Kami mulai berpikir gapura kampung, tumbuhan di kampung, kayu di kampung biarkan lenyap dimakan makhluk aneh itu. Yang penting rumah aman.
Artinya, kami memang fokus menjaga rumah. Jika ada makhluk aneh yang mendekat rumah, kami babat. Jika masih kejauhan tak kami gubris. Kami takut jika kami buru, penjagaan di rumah lengah.
Maka, sejak pagi kami sudah menebangi semua pohon besar yang dekat dengan rumah warga. Sebab, jika pohon besar itu dimakan oleh makhluk aneh pada bagian bawah, bisa ambruk dan menghajar rumah warga.

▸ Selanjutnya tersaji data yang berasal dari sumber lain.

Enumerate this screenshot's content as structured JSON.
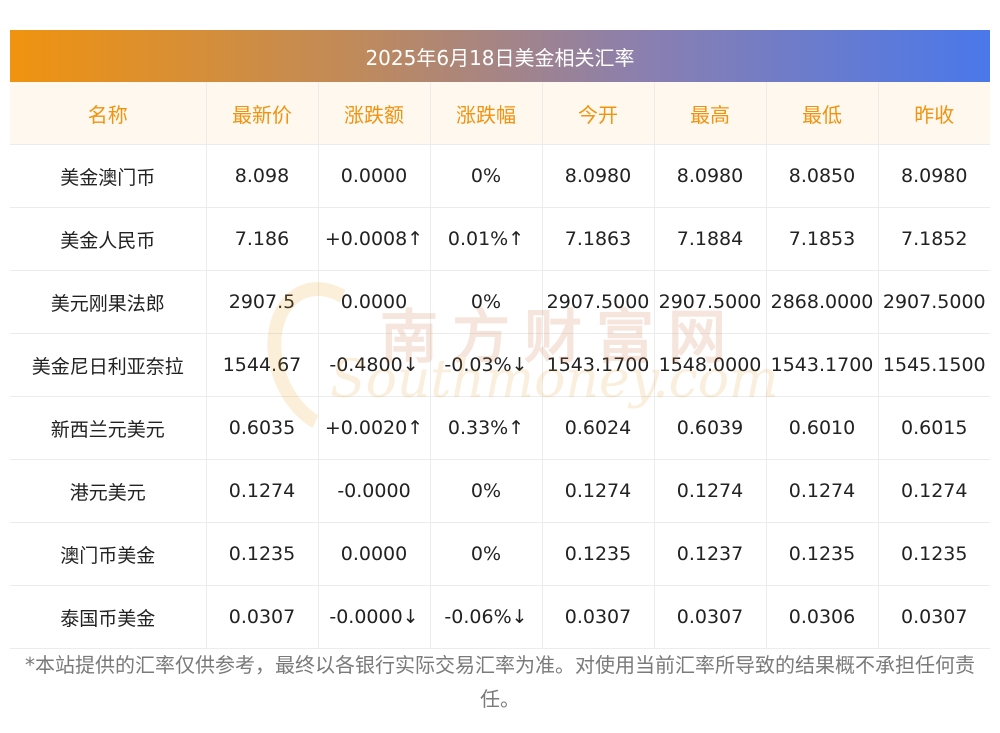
{
  "title": "2025年6月18日美金相关汇率",
  "columns": [
    "名称",
    "最新价",
    "涨跌额",
    "涨跌幅",
    "今开",
    "最高",
    "最低",
    "昨收"
  ],
  "rows": [
    {
      "name": "美金澳门币",
      "latest": "8.098",
      "change": "0.0000",
      "pct": "0%",
      "open": "8.0980",
      "high": "8.0980",
      "low": "8.0850",
      "prev": "8.0980",
      "dir": "flat"
    },
    {
      "name": "美金人民币",
      "latest": "7.186",
      "change": "+0.0008↑",
      "pct": "0.01%↑",
      "open": "7.1863",
      "high": "7.1884",
      "low": "7.1853",
      "prev": "7.1852",
      "dir": "up"
    },
    {
      "name": "美元刚果法郎",
      "latest": "2907.5",
      "change": "0.0000",
      "pct": "0%",
      "open": "2907.5000",
      "high": "2907.5000",
      "low": "2868.0000",
      "prev": "2907.5000",
      "dir": "flat"
    },
    {
      "name": "美金尼日利亚奈拉",
      "latest": "1544.67",
      "change": "-0.4800↓",
      "pct": "-0.03%↓",
      "open": "1543.1700",
      "high": "1548.0000",
      "low": "1543.1700",
      "prev": "1545.1500",
      "dir": "down"
    },
    {
      "name": "新西兰元美元",
      "latest": "0.6035",
      "change": "+0.0020↑",
      "pct": "0.33%↑",
      "open": "0.6024",
      "high": "0.6039",
      "low": "0.6010",
      "prev": "0.6015",
      "dir": "up"
    },
    {
      "name": "港元美元",
      "latest": "0.1274",
      "change": "-0.0000",
      "pct": "0%",
      "open": "0.1274",
      "high": "0.1274",
      "low": "0.1274",
      "prev": "0.1274",
      "dir": "flat"
    },
    {
      "name": "澳门币美金",
      "latest": "0.1235",
      "change": "0.0000",
      "pct": "0%",
      "open": "0.1235",
      "high": "0.1237",
      "low": "0.1235",
      "prev": "0.1235",
      "dir": "flat"
    },
    {
      "name": "泰国币美金",
      "latest": "0.0307",
      "change": "-0.0000↓",
      "pct": "-0.06%↓",
      "open": "0.0307",
      "high": "0.0307",
      "low": "0.0306",
      "prev": "0.0307",
      "dir": "down"
    }
  ],
  "watermark": {
    "cn": "南方财富网",
    "en": "Southmoney.com"
  },
  "footnote": "*本站提供的汇率仅供参考，最终以各银行实际交易汇率为准。对使用当前汇率所导致的结果概不承担任何责任。",
  "colors": {
    "up": "#e8262b",
    "down": "#1e8a1e",
    "header_text": "#f0930f",
    "header_bg": "#fff8ef"
  }
}
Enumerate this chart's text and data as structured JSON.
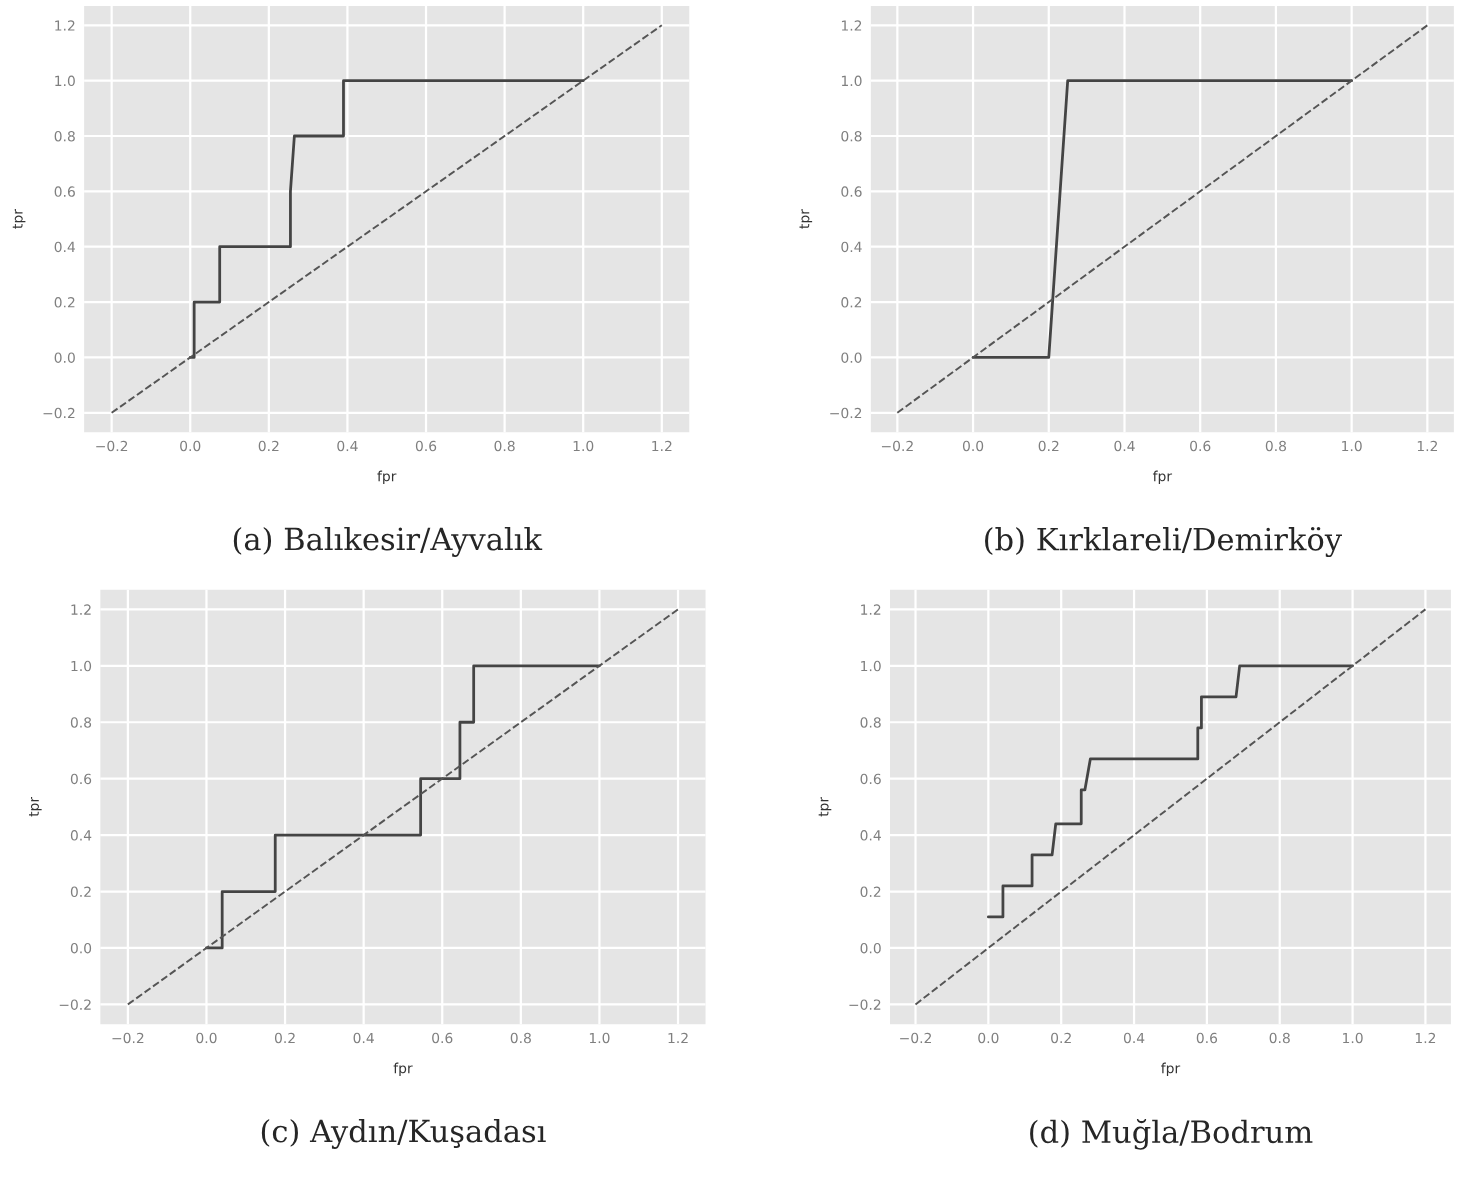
{
  "chart_data": [
    {
      "type": "line",
      "xlabel": "fpr",
      "ylabel": "tpr",
      "annotations": [
        "(a) Balıkesir/Ayvalık"
      ],
      "xlim": [
        -0.27,
        1.27
      ],
      "ylim": [
        -0.27,
        1.27
      ],
      "xticks": [
        {
          "value": -0.2,
          "label": "−0.2"
        },
        {
          "value": 0,
          "label": "0.0"
        },
        0.2,
        0.4,
        0.6,
        0.8,
        {
          "value": 1,
          "label": "1.0"
        },
        1.2
      ],
      "yticks": [
        {
          "value": -0.2,
          "label": "−0.2"
        },
        {
          "value": 0,
          "label": "0.0"
        },
        0.2,
        0.4,
        0.6,
        0.8,
        {
          "value": 1,
          "label": "1.0"
        },
        1.2
      ],
      "grid": true,
      "legend": false,
      "series": [
        {
          "color": "#444444",
          "line_style": "solid",
          "x": [
            0,
            0.01,
            0.01,
            0.075,
            0.075,
            0.255,
            0.255,
            0.265,
            0.39,
            0.39,
            1.0
          ],
          "values": [
            0,
            0,
            0.2,
            0.2,
            0.4,
            0.4,
            0.6,
            0.8,
            0.8,
            1.0,
            1.0
          ]
        },
        {
          "color": "#555555",
          "line_style": "dashed",
          "x": [
            -0.2,
            1.2
          ],
          "values": [
            -0.2,
            1.2
          ]
        }
      ]
    },
    {
      "type": "line",
      "xlabel": "fpr",
      "ylabel": "tpr",
      "annotations": [
        "(b) Kırklareli/Demirköy"
      ],
      "xlim": [
        -0.27,
        1.27
      ],
      "ylim": [
        -0.27,
        1.27
      ],
      "xticks": [
        {
          "value": -0.2,
          "label": "−0.2"
        },
        {
          "value": 0,
          "label": "0.0"
        },
        0.2,
        0.4,
        0.6,
        0.8,
        {
          "value": 1,
          "label": "1.0"
        },
        1.2
      ],
      "yticks": [
        {
          "value": -0.2,
          "label": "−0.2"
        },
        {
          "value": 0,
          "label": "0.0"
        },
        0.2,
        0.4,
        0.6,
        0.8,
        {
          "value": 1,
          "label": "1.0"
        },
        1.2
      ],
      "grid": true,
      "legend": false,
      "series": [
        {
          "color": "#444444",
          "line_style": "solid",
          "x": [
            0,
            0.2,
            0.25,
            1.0
          ],
          "values": [
            0,
            0,
            1.0,
            1.0
          ]
        },
        {
          "color": "#555555",
          "line_style": "dashed",
          "x": [
            -0.2,
            1.2
          ],
          "values": [
            -0.2,
            1.2
          ]
        }
      ]
    },
    {
      "type": "line",
      "xlabel": "fpr",
      "ylabel": "tpr",
      "annotations": [
        "(c) Aydın/Kuşadası"
      ],
      "xlim": [
        -0.27,
        1.27
      ],
      "ylim": [
        -0.27,
        1.27
      ],
      "xticks": [
        {
          "value": -0.2,
          "label": "−0.2"
        },
        {
          "value": 0,
          "label": "0.0"
        },
        0.2,
        0.4,
        0.6,
        0.8,
        {
          "value": 1,
          "label": "1.0"
        },
        1.2
      ],
      "yticks": [
        {
          "value": -0.2,
          "label": "−0.2"
        },
        {
          "value": 0,
          "label": "0.0"
        },
        0.2,
        0.4,
        0.6,
        0.8,
        {
          "value": 1,
          "label": "1.0"
        },
        1.2
      ],
      "grid": true,
      "legend": false,
      "series": [
        {
          "color": "#444444",
          "line_style": "solid",
          "x": [
            0,
            0.04,
            0.04,
            0.175,
            0.175,
            0.545,
            0.545,
            0.645,
            0.645,
            0.68,
            0.68,
            1.0
          ],
          "values": [
            0,
            0,
            0.2,
            0.2,
            0.4,
            0.4,
            0.6,
            0.6,
            0.8,
            0.8,
            1.0,
            1.0
          ]
        },
        {
          "color": "#555555",
          "line_style": "dashed",
          "x": [
            -0.2,
            1.2
          ],
          "values": [
            -0.2,
            1.2
          ]
        }
      ]
    },
    {
      "type": "line",
      "xlabel": "fpr",
      "ylabel": "tpr",
      "annotations": [
        "(d) Muğla/Bodrum"
      ],
      "xlim": [
        -0.27,
        1.27
      ],
      "ylim": [
        -0.27,
        1.27
      ],
      "xticks": [
        {
          "value": -0.2,
          "label": "−0.2"
        },
        {
          "value": 0,
          "label": "0.0"
        },
        0.2,
        0.4,
        0.6,
        0.8,
        {
          "value": 1,
          "label": "1.0"
        },
        1.2
      ],
      "yticks": [
        {
          "value": -0.2,
          "label": "−0.2"
        },
        {
          "value": 0,
          "label": "0.0"
        },
        0.2,
        0.4,
        0.6,
        0.8,
        {
          "value": 1,
          "label": "1.0"
        },
        1.2
      ],
      "grid": true,
      "legend": false,
      "series": [
        {
          "color": "#444444",
          "line_style": "solid",
          "x": [
            0,
            0.04,
            0.04,
            0.12,
            0.12,
            0.175,
            0.185,
            0.255,
            0.255,
            0.265,
            0.28,
            0.575,
            0.575,
            0.585,
            0.585,
            0.68,
            0.69,
            1.0
          ],
          "values": [
            0.11,
            0.11,
            0.22,
            0.22,
            0.33,
            0.33,
            0.44,
            0.44,
            0.56,
            0.56,
            0.67,
            0.67,
            0.78,
            0.78,
            0.89,
            0.89,
            1.0,
            1.0
          ]
        },
        {
          "color": "#555555",
          "line_style": "dashed",
          "x": [
            -0.2,
            1.2
          ],
          "values": [
            -0.2,
            1.2
          ]
        }
      ]
    }
  ]
}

Semua pohon besar dekat rumah kami tumbangkan. Kami bersyukur dalam dua petang tak ada pohon besar dekat rumah yang diserang.
Petang menjelang, obor dan petromax menyala. Kami mematung di rumah. Tak ada gerak sembari menahan bau tak enak. Mereka mendekat rumah, kami hajar. Jika memakan apapun jauh dari rumah maka kami biarkan.
Ada beberapa yang mendekat ke rumah. Langsung kami hajar. Orang-orang lebih tenang mengendalikan keadaan. Tapi tidak dengan Samiun.
Dia baru saja panen padi. Padi yang baru saja kering dia tampung di lumbung. Itulah satu-satunya harapan Samiun dan keluarga untuk makan. Nah, celakanya, makhluk aneh itu menyerang lumbung. Puluhan berebut memakan lumbung yang jaraknya 20 meter dari rumah Samiun.
Tak terima, Samiun langsung memburu mereka. Dihabisilah mereka di lumbung. Tapi, petaka muncul karena sebagian mereka yang lain menggerogoti dinding kayu rumah Samiun.
Samiun lemas. Dia lunglai. Hari ketiga, hanya rumah Samiun yang kena getahnya. Kami agak tak lelah ketika satu jam usai. Di tengah Samiun yang stress, Kang Marjo coba menenangkan suasana.
Kang Marjo meyakinkan bahwa serangan gerombolan tikus raksasa itu selesai. Lalu Samiun diminta sabar dan tenang. Semua beban kerugiannya akan diringankan warga.
Kang Marjo sangat yakin bahwa ini adalah terakhirnya makhluk aneh menyerang kami. Maka, dia pun memintaku menelpon kepala wilayah kelistrikan. Kang Marjo minta listrik desa sudah normal besok siang.